Private mortgage insurance may be called “lender’s mortgage insurance” (LMI) if the premium on a PMI policy is paid by the lender and not the borrower. This is typically done in exchange for a higher rate or fee structure on the mortgage itself.
Beneficiaries of mortgage insurance:
In a view of fact that, property mortgage insurance initially offers security to the lenders, this means that lenders are the first to achieve benefit from such mortgage insurance. Homeowner’s insurance insures the property: dwelling, personal property, other structures on the property, etc. Private mortgage insurance pays the mortgage in case of the death or disability of the mortgagor. Homeowner’s can also get facilitate from such property mortgage insurance. It allows them to purchase their own houses as quickly as possible as it improve the purchasing capability of owners.

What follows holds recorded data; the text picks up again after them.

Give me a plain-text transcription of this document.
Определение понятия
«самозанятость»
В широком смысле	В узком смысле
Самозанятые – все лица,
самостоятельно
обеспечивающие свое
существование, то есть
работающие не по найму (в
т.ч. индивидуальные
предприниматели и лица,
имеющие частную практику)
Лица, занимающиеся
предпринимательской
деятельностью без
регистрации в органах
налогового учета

Property mortgage insurance cuts down the sum of advance deposit that is must to acquire property. Thus when the home owners go to the market it will help them to buy property. More over as it decreases the advance payment as well as the owners can easily submit an application for loan for a luxurious house.
Once again owners can achieve an advantage by such mortgage insurance due to the reduced advance amount. It supports the owners in achieving major tax benefit because the owners can demand the interest through tax reviews.
This is also a matter of thinking that how the borrower be benefited through property mortgage insurance. Yeah property mortgage insurance provides a great facility to them. For example if any one want to buy his/her own house and don’t acquire property mortgage insurance, she/ he definitely go to the lenders and they will demand say 20% in advance of the whole consideration. For such an amount like 20% of consideration price, this becomes a problem for a single person to pay off such a big amount. Without any surety lenders will charge more amount as an advance.
Where as, if you acquired property mortgage insurance, they will charge a little advance say 5% or 10%. Let us take a real example, if a person saves $20,000 with an advance of 20%. This actually means the owner is capable to purchase a $100,000 worth of house. While if a person acquired property mortgage insurance, only 10% down payment is required for a $200,000 house in the limits of $20,000 savings.
Generally borrowers are the persons who are liable to pay for such property mortgage insurance. The first installment is payable at the end of the year. The monthly installment can be differ, depending upon the premium method to complete the whole expenditure.